Second, there are new medical risks from GM technologies. For example, gene therapy involves the use of a virus to carry a modified DNA segment and the virus is potentially pathogenic. The risks of these treatments are largely unknown. There are concerns that medical applications involving genetic engineering may produce cancer-causing genes from normal human genes (Portfolio 21 2005).

Third, the insertion of genes from one crop into another may increase allergic reactions, especially where consumers are not informed about the origins of the transgene. For example, soybean seeds genetically modified to include a gene from Brazil nuts in order to fortify a protein supplement containing soy resulted in people allergic to Brazil nuts reacting to the soy product (Mills 2005). The modified soy product indicated no negative reactions when it was tested on animals, illustrating the difference between the reactions of laboratory animals and humans to GM food products. This warrants further study of this new technology before it is widely embraced. The soil bacterium Bacillus thuringiensis, from which endotoxin (Bt) genes are extracted and widely incorporated into GM crops as biopesticide, is a close relative of the anthrax bacterium, Bacillus anthracis, and exchanges genes with it. Potentially this can generate more deadly pathogens (Altieri 2002, ISP 2003). Some Bt genes are known to cause toxic or allergic reactions in humans (ISP 2003). However, GM technology can also be used to prevent food allergies by deleting the major allergen, such as the case with soybean developed by Pioneer International (Mills 2005).

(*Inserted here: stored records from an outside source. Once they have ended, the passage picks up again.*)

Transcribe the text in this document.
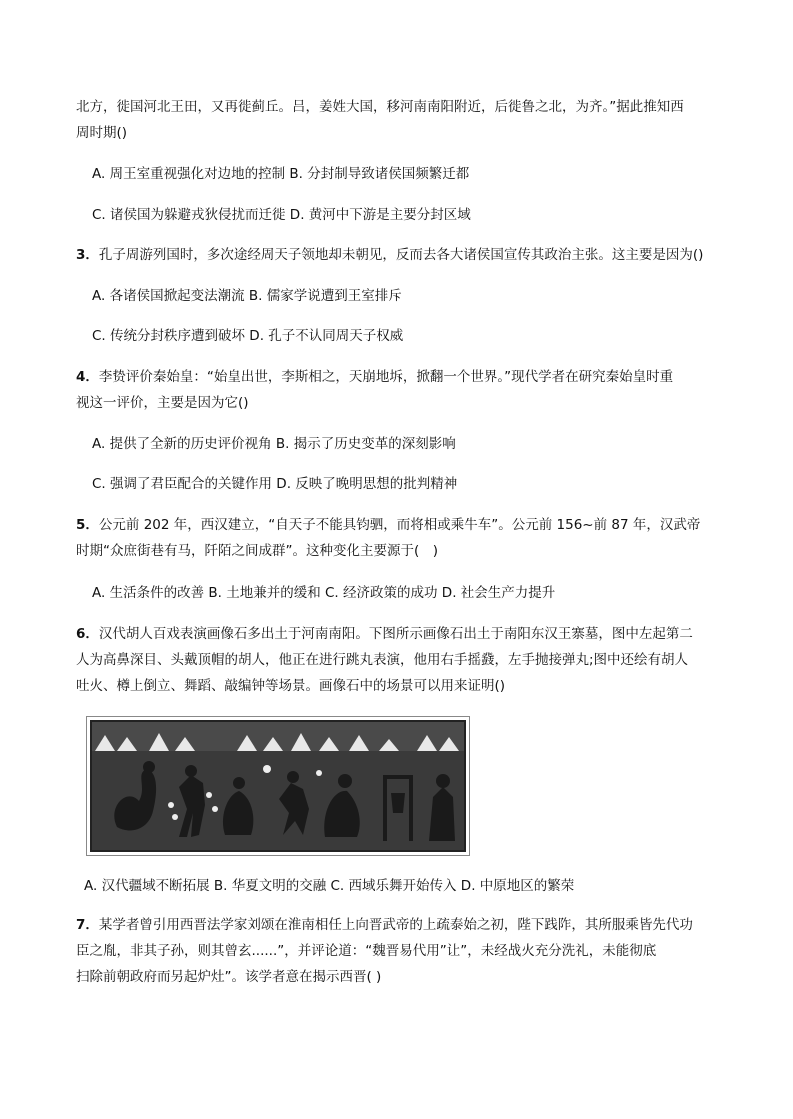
北方，徙国河北王田，又再徙蓟丘。吕，姜姓大国，移河南南阳附近，后徙鲁之北，为齐。”据此推知西
周时期()

A. 周王室重视强化对边地的控制 B. 分封制导致诸侯国频繁迁都

C. 诸侯国为躲避戎狄侵扰而迁徙 D. 黄河中下游是主要分封区域

3．孔子周游列国时，多次途经周天子领地却未朝见，反而去各大诸侯国宣传其政治主张。这主要是因为()

A. 各诸侯国掀起变法潮流 B. 儒家学说遭到王室排斥

C. 传统分封秩序遭到破坏 D. 孔子不认同周天子权威

4．李贽评价秦始皇：“始皇出世，李斯相之，天崩地坼，掀翻一个世界。”现代学者在研究秦始皇时重
视这一评价，主要是因为它()

A. 提供了全新的历史评价视角 B. 揭示了历史变革的深刻影响

C. 强调了君臣配合的关键作用 D. 反映了晚明思想的批判精神

5．公元前 202 年，西汉建立，“自天子不能具钧驷，而将相或乘牛车”。公元前 156~前 87 年，汉武帝
时期“众庶街巷有马，阡陌之间成群”。这种变化主要源于(　)

A. 生活条件的改善 B. 土地兼并的缓和 C. 经济政策的成功 D. 社会生产力提升

6．汉代胡人百戏表演画像石多出土于河南南阳。下图所示画像石出土于南阳东汉王寨墓，图中左起第二
人为高鼻深目、头戴顶帽的胡人，他正在进行跳丸表演，他用右手摇鼗，左手抛接弹丸;图中还绘有胡人
吐火、樽上倒立、舞蹈、敲编钟等场景。画像石中的场景可以用来证明()

A. 汉代疆域不断拓展 B. 华夏文明的交融 C. 西域乐舞开始传入 D. 中原地区的繁荣

7．某学者曾引用西晋法学家刘颂在淮南相任上向晋武帝的上疏泰始之初，陛下践阼，其所服乘皆先代功
臣之胤，非其子孙，则其曾玄......”，并评论道：“魏晋易代用”让”，未经战火充分洗礼，未能彻底
扫除前朝政府而另起炉灶”。该学者意在揭示西晋( )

Fourth, increased antibiotic resistance may result. For example, Novartis’ Bt maize contains a marker gene, which codes for antibiotic resistance in E.coli. There is a risk that if animals or humans consume Bt maize-based products such as cattle feed or starch, some antibiotics would be rendered useless (Spinney 1999).

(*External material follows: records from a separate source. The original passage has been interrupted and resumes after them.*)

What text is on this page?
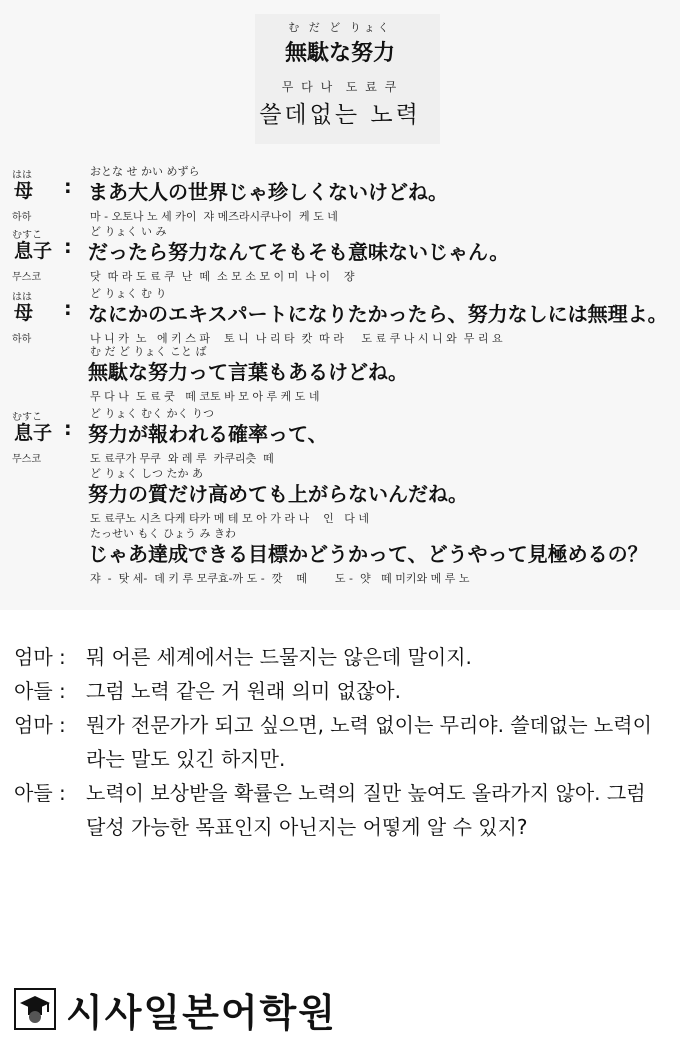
む だ ど りょく
無駄な努力
무 다 나  도 료 쿠
쓸데없는 노력
はは
母
하하
:
おとな せ かい めずら
まあ大人の世界じゃ珍しくないけどね。
마 - 오토나 노 세 카이  쟈 메즈라시쿠나이  케 도 네
むすこ
息子
무스코
:
ど りょく い み
だったら努力なんてそもそも意味ないじゃん。
닷  따 라 도 료 쿠  난  떼  소 모 소 모 이 미  나 이    쟝
はは
母
하하
:
ど りょく む り
なにかのエキスパートになりたかったら、努力なしには無理よ。
나 니 카  노   에 키 스 파    토 니  나 리 타  캇  따 라     도 료 쿠 나 시 니 와  무 리 요
む だ ど りょく こと ば
無駄な努力って言葉もあるけどね。
무 다 나  도 료 쿳   떼 코토 바 모 아 루 케 도 네
むすこ
息子
무스코
:
ど りょく むく かく りつ
努力が報われる確率って、
도 료쿠가 무쿠  와 레 루  카쿠리츳  떼
ど りょく しつ たか あ
努力の質だけ高めても上がらないんだね。
도 료쿠노 시츠 다케 타카 메 테 모 아 가 라 나    인   다 네
たっせい もく ひょう み きわ
じゃあ達成できる目標かどうかって、どうやって見極めるの？
쟈  -  탓 세-  데 키 루 모쿠효-까 도 -  깟    떼        도 -  얏   떼 미키와 메 루 노
엄마 :	뭐 어른 세계에서는 드물지는 않은데 말이지.
아들 :	그럼 노력 같은 거 원래 의미 없잖아.
엄마 :	뭔가 전문가가 되고 싶으면, 노력 없이는 무리야. 쓸데없는 노력이라는 말도 있긴 하지만.
아들 :	노력이 보상받을 확률은 노력의 질만 높여도 올라가지 않아. 그럼 달성 가능한 목표인지 아닌지는 어떻게 알 수 있지?
시사일본어학원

Fifth, vitamin toxicity from nutritionally enhanced crops may be an unintended consequence. When GM crops such as rice and rapeseed with high vitamin A concentrations are planted, there will be no way to distinguish them from normal crops, with the contingent risk of liver damage if too much vitamin A is consumed (Spinney 1999).

ETHICS

GMO and ethics issues centre among other things on patenting, cloning of life forms and biopiracy. These concerns have a direct bearing on achieving sustainable livelihoods and conservation of environmental resources. In Africa, many communities and consumers express ethical concerns about “playing god” as plants are transformed in unnatural ways and about the implications for traditional beliefs and values.

If not properly managed, gene patents could be instrumental in promoting and institutionalizing social inequity (Portfolio 21 2005, ERA 2005). Patenting genetic material traditionally available to a community, without allowing the community free use of the material or providing any return to the community, affects the fair and equitable distribution of resources, a necessity in the development of a sustainable society (ERA 2005). There is concern that the access and intellectual property issues related to “terminator gene” technologies will lead to increasing dependence on industrialized nations by African countries, and domination of world food production by a few multinational companies.

Biopiracy is also of growing concern, particularly as many African countries lack the legislative and enforcement systems to control illegal extraction of genetic resources. Additionally, the benefit sharing systems for the use of these assets and of traditional knowledge are poorly developed.

The issues of proprietary science have complicated the ethical and safety issues of GM technology. In particular there are challenges around reconciling the rights of product developers with those of consumers. Many public protests have centred on ethical or ecological grounds, the uncertainty about the impacts of the technology, and the public right-to-know and to have access to information, including through labelling.

In several countries, concerns have been raised as to whether “the technology is tantamount to playing god, interfering with nature, contrary to local ethics and also whether gene insertion would play havoc with the totem system that lies at the heart of local cultural association” (Mohamed-Katerere 2003).